中国で生活をしていると、信じられないところからゴミや危険物が落ちてくることがあります。また、通常は考えられない場所で小用を足す人も見かけます。今回は、中国におけるゴミのポイ捨てとトイレで出会った驚きの経験に関する現場コラムです。

1.2階から落ちてくるゴミ
  
 筆者の家族がマンション敷地を歩いていると、空から火のついたタバコが降ってきました。あと3歩前に進んでいたら、頭にタバコの火がつくところでした。

 筆者は北京市にも住んでいたことがありますが、ここ湖北省武漢市では、北京では気づかなかったことに気づかされることがあります。そのひとつに、喫煙者が路上に火がついたままのタバコを捨てることです。火を足で踏み消すことはしませんし、そのまま街頭にあるゴミ箱の中にタバコを捨てます。「火事になるだろ!火傷するだろ!」と突っ込みを入れたくなります。

 武漢市に住むある方が、自宅マンションで布団を干そうとしていました。すると、上から火のついたタバコが降ってきて、布団の上に落ちたと言っていました。自宅マンションのベランダでタバコを吸うだけでなく、外に投げ捨てる人が少なからずいるのです。

 他にも、筆者の目の前にレンガが落ちてきたことがあります。確かにその場所近くは工事作業中ではありましたが、下に道を歩く人がいるかどうかを確認することなく、平気で高層からポイ捨てをする習慣には閉口します。

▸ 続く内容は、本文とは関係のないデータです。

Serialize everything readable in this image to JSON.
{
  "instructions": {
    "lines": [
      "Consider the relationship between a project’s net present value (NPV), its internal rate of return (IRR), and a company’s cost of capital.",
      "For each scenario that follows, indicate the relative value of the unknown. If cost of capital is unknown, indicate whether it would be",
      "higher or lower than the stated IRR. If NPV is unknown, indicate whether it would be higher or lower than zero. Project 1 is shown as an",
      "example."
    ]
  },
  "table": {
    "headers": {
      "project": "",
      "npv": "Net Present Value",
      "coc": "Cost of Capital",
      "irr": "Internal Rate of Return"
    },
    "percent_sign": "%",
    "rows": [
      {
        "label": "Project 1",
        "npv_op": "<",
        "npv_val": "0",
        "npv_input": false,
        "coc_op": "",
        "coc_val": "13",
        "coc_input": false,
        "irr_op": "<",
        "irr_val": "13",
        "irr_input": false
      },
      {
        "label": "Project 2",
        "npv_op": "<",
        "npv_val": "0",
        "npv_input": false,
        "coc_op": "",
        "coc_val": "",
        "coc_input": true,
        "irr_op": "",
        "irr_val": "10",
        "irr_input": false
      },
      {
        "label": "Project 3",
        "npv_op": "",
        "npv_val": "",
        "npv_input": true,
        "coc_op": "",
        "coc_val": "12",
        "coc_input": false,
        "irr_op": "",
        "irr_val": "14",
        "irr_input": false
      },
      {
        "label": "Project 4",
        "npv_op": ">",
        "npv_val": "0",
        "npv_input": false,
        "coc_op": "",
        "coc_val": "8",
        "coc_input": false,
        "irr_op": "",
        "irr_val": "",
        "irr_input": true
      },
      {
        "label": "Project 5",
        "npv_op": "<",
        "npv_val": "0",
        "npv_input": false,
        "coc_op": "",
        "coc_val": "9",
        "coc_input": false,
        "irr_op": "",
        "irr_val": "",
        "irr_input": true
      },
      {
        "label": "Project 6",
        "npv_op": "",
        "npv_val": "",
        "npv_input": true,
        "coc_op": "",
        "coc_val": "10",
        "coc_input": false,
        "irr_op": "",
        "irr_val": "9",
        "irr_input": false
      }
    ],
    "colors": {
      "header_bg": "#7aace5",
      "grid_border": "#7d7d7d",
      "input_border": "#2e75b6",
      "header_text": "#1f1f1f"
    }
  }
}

 北京に居住していたとき、日本企業や日本人向け飲食店も入る雑居ビルのエレベーターに以下のポスターが張ってあったことを印象深く覚えています。「2階からゴミを捨てるな」という啓蒙ポスターです。2階にいる人が、タバコ・食べ物・生ゴミなどを窓からポイ捨てする画が描かれたものでした。「文明のある生活をしよう」という啓蒙ポスターは中国中あちこちにありますが、この2階からのポイ捨てをやめようポスターを初めて見たときには驚愕したものでした。

2.どこでもトイレ

 中国では、ゴミのポイ捨てだけでなく、どこでもトイレを済ませるという悪習があります。筆者はあるとき、広州市のフェリー乗り場にあるトイレに入りました。小用を済ませていると、隣に中国人がやってきて小用を始めました。しかし、そこに便器はありません。手洗い場です。河南省?河市では、ある火鍋料理屋のトイレで小用をしていたところ、やはり便器ではなく、掃除用の貯水場に小用をしている人がいました。外の木陰にでも立って済ませた方が、よほど清潔で後から使用する人も困らないだろうと思ったものでした。

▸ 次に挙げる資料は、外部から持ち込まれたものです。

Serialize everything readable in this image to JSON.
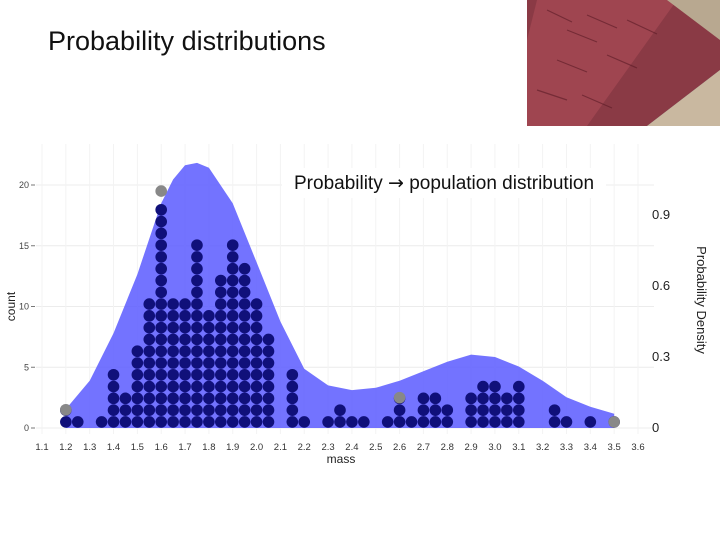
{
  "slide": {
    "title": "Probability distributions",
    "overlay_title_left": "Probability",
    "overlay_title_arrow": "→",
    "overlay_title_right": "population distribution"
  },
  "photo": {
    "subject": "salmon-school-photo",
    "colors": [
      "#7a2a35",
      "#a84a55",
      "#6b7a8a",
      "#c9b8a0"
    ]
  },
  "chart_data": {
    "type": "dot-histogram-with-density",
    "xlabel": "mass",
    "ylabel_left": "count",
    "ylabel_right": "Probability Density",
    "x_ticks": [
      "1.1",
      "1.2",
      "1.3",
      "1.4",
      "1.5",
      "1.6",
      "1.7",
      "1.8",
      "1.9",
      "2.0",
      "2.1",
      "2.2",
      "2.3",
      "2.4",
      "2.5",
      "2.6",
      "2.7",
      "2.8",
      "2.9",
      "3.0",
      "3.1",
      "3.2",
      "3.3",
      "3.4",
      "3.5",
      "3.6"
    ],
    "xlim": [
      1.1,
      3.6
    ],
    "y_left_ticks": [
      "0",
      "5",
      "10",
      "15",
      "20"
    ],
    "y_left_lim": [
      0,
      22
    ],
    "y_right_ticks": [
      "0",
      "0.3",
      "0.6",
      "0.9"
    ],
    "y_right_lim": [
      0,
      1.05
    ],
    "density_curve": {
      "color": "#5b5bff",
      "points": [
        [
          1.2,
          0.08
        ],
        [
          1.3,
          0.2
        ],
        [
          1.4,
          0.4
        ],
        [
          1.5,
          0.65
        ],
        [
          1.6,
          0.95
        ],
        [
          1.65,
          1.05
        ],
        [
          1.7,
          1.11
        ],
        [
          1.75,
          1.12
        ],
        [
          1.8,
          1.1
        ],
        [
          1.9,
          0.95
        ],
        [
          2.0,
          0.7
        ],
        [
          2.1,
          0.45
        ],
        [
          2.2,
          0.25
        ],
        [
          2.3,
          0.18
        ],
        [
          2.4,
          0.16
        ],
        [
          2.5,
          0.17
        ],
        [
          2.6,
          0.2
        ],
        [
          2.7,
          0.24
        ],
        [
          2.8,
          0.28
        ],
        [
          2.9,
          0.31
        ],
        [
          3.0,
          0.3
        ],
        [
          3.1,
          0.26
        ],
        [
          3.2,
          0.2
        ],
        [
          3.3,
          0.13
        ],
        [
          3.4,
          0.09
        ],
        [
          3.5,
          0.06
        ]
      ]
    },
    "dot_color": "#10107a",
    "gray_dot_color": "#888888",
    "dot_columns": [
      {
        "x": 1.2,
        "n": 2
      },
      {
        "x": 1.25,
        "n": 1
      },
      {
        "x": 1.35,
        "n": 1
      },
      {
        "x": 1.4,
        "n": 5
      },
      {
        "x": 1.45,
        "n": 3
      },
      {
        "x": 1.5,
        "n": 7
      },
      {
        "x": 1.55,
        "n": 11
      },
      {
        "x": 1.6,
        "n": 19
      },
      {
        "x": 1.65,
        "n": 11
      },
      {
        "x": 1.7,
        "n": 11
      },
      {
        "x": 1.75,
        "n": 16
      },
      {
        "x": 1.8,
        "n": 10
      },
      {
        "x": 1.85,
        "n": 13
      },
      {
        "x": 1.9,
        "n": 16
      },
      {
        "x": 1.95,
        "n": 14
      },
      {
        "x": 2.0,
        "n": 11
      },
      {
        "x": 2.05,
        "n": 8
      },
      {
        "x": 2.15,
        "n": 5
      },
      {
        "x": 2.2,
        "n": 1
      },
      {
        "x": 2.3,
        "n": 1
      },
      {
        "x": 2.35,
        "n": 2
      },
      {
        "x": 2.4,
        "n": 1
      },
      {
        "x": 2.45,
        "n": 1
      },
      {
        "x": 2.55,
        "n": 1
      },
      {
        "x": 2.6,
        "n": 3
      },
      {
        "x": 2.65,
        "n": 1
      },
      {
        "x": 2.7,
        "n": 3
      },
      {
        "x": 2.75,
        "n": 3
      },
      {
        "x": 2.8,
        "n": 2
      },
      {
        "x": 2.9,
        "n": 3
      },
      {
        "x": 2.95,
        "n": 4
      },
      {
        "x": 3.0,
        "n": 4
      },
      {
        "x": 3.05,
        "n": 3
      },
      {
        "x": 3.1,
        "n": 4
      },
      {
        "x": 3.25,
        "n": 2
      },
      {
        "x": 3.3,
        "n": 1
      },
      {
        "x": 3.4,
        "n": 1
      },
      {
        "x": 3.5,
        "n": 1
      }
    ],
    "gray_dots": [
      [
        1.2,
        2
      ],
      [
        1.6,
        20
      ],
      [
        2.6,
        3
      ],
      [
        3.5,
        1
      ]
    ]
  }
}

 他にも、子供向け病院では待合室の床の上で子供にトイレをさせている人も大勢いるという話しを身近で聞きました。実際にその光景を病院で見たある日本人女性は、本当にたまげたと言っていました。

3.まとめ

 いわずもがなですが、中国の誰もが上述のようなことをするわけではありません。日本の26倍の国土を誇り、56もの民族を抱える中国では、たいへん大きな地域差があります。

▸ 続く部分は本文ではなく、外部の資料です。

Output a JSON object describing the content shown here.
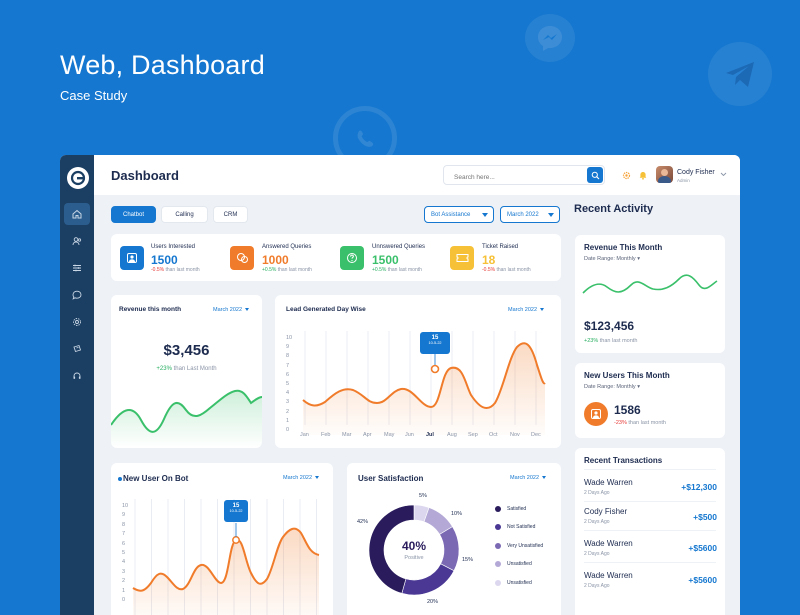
{
  "hero": {
    "title": "Web, Dashboard",
    "subtitle": "Case Study"
  },
  "header": {
    "title": "Dashboard",
    "search_placeholder": "Search here...",
    "user_name": "Cody Fisher",
    "user_role": "Admin"
  },
  "tabs": [
    {
      "label": "Chatbot",
      "active": true
    },
    {
      "label": "Calling",
      "active": false
    },
    {
      "label": "CRM",
      "active": false
    }
  ],
  "filters": {
    "bot": "Bot Assistance",
    "month": "March 2022"
  },
  "stats": [
    {
      "label": "Users Interested",
      "value": "1500",
      "delta": "-0.5%",
      "sub": "than last month",
      "color": "#1577cf"
    },
    {
      "label": "Answered Queries",
      "value": "1000",
      "delta": "+0.5%",
      "sub": "than last month",
      "color": "#f07c2b"
    },
    {
      "label": "Unnswered Queries",
      "value": "1500",
      "delta": "+0.5%",
      "sub": "than last month",
      "color": "#3ac06a"
    },
    {
      "label": "Ticket Raised",
      "value": "18",
      "delta": "-0.5%",
      "sub": "than last month",
      "color": "#f6c137"
    }
  ],
  "revenue_card": {
    "title": "Revenue this month",
    "period": "March 2022",
    "value": "$3,456",
    "delta": "+23%",
    "sub": "than Last Month"
  },
  "leads_card": {
    "title": "Lead Generated Day Wise",
    "period": "March 2022",
    "tooltip_day": "15",
    "tooltip_date": "10-5-22",
    "y_ticks": [
      "10",
      "9",
      "8",
      "7",
      "6",
      "5",
      "4",
      "3",
      "2",
      "1",
      "0"
    ],
    "months": [
      "Jan",
      "Feb",
      "Mar",
      "Apr",
      "May",
      "Jun",
      "Jul",
      "Aug",
      "Sep",
      "Oct",
      "Nov",
      "Dec"
    ]
  },
  "new_users_card": {
    "title": "New User On Bot",
    "period": "March 2022",
    "tooltip_day": "15",
    "tooltip_date": "10-5-22",
    "y_ticks": [
      "10",
      "9",
      "8",
      "7",
      "6",
      "5",
      "4",
      "3",
      "2",
      "1",
      "0"
    ]
  },
  "satisfaction_card": {
    "title": "User Satisfaction",
    "period": "March 2022",
    "center_value": "40%",
    "center_label": "Positive",
    "segments": [
      {
        "label": "Satisfied",
        "pct": "42%",
        "value": 42,
        "color": "#2a1c5c"
      },
      {
        "label": "Not Satisfied",
        "pct": "20%",
        "value": 20,
        "color": "#4a3894"
      },
      {
        "label": "Very Unsatisfied",
        "pct": "15%",
        "value": 15,
        "color": "#7b69b4"
      },
      {
        "label": "Unsatisfied",
        "pct": "10%",
        "value": 10,
        "color": "#b3a8d6"
      },
      {
        "label": "",
        "pct": "5%",
        "value": 5,
        "color": "#dcd7ee"
      }
    ]
  },
  "recent_activity": {
    "title": "Recent Activity",
    "revenue": {
      "title": "Revenue This Month",
      "range": "Date Range: Monthly",
      "value": "$123,456",
      "delta": "+23%",
      "sub": "than last month"
    },
    "new_users": {
      "title": "New Users This Month",
      "range": "Date Range: Monthly",
      "value": "1586",
      "delta": "-23%",
      "sub": "than last month"
    },
    "transactions_title": "Recent Transactions",
    "transactions": [
      {
        "name": "Wade Warren",
        "date": "2 Days Ago",
        "amount": "+$12,300"
      },
      {
        "name": "Cody Fisher",
        "date": "2 Days Ago",
        "amount": "+$500"
      },
      {
        "name": "Wade Warren",
        "date": "2 Days Ago",
        "amount": "+$5600"
      },
      {
        "name": "Wade Warren",
        "date": "2 Days Ago",
        "amount": "+$5600"
      }
    ]
  },
  "colors": {
    "brand": "#1577cf",
    "sidebar": "#1b3f62",
    "orange": "#f07c2b",
    "green": "#3ac06a",
    "purple": "#2a1c5c"
  }
}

 たとえば、新疆ウイグル自治区に近い甘粛省敦煌市は清潔な街です。甘粛省蘭州市から敦煌市までを走る夜行列車「敦煌号」の中では、洗面所やトイレでの乗客のマナーの良さに、中国初心者である筆者の家族は目を丸くしていました。また、敦煌市内も、砂漠(鳴沙山等)があるため砂っぽいものの、武漢市で連日目の当たりにする「かーぺっ!」という痰吐きから逃れる必要もありません。武漢市ではお約束の、スープの入った麺を歩きながら食べ、食べ残しを道端に捨てるという行動も、敦煌では見かけませんでした。中国でも有数の貧困地域である貴州省でも、想像と違った街の清潔さに、驚いたことがあります。公共マナーについては、「中国はこういうものだ」とは一概には言えず、非常に大きな地域差が見られます。
 
 中国人の中にも、観光地のレストランで上半身裸で食事をし、大声を出しながら食べ残しやゴミを床に捨てるグループに目をひそめる人たちも多くいます。「○○省人だけど、彼らのああいう習慣は恥ずかしいと思う・・・」と口にする人たちもいます。中国では、インフラ・ハードだけでなく、人・ソフトも今後どんどんと変わって行くのでしょう。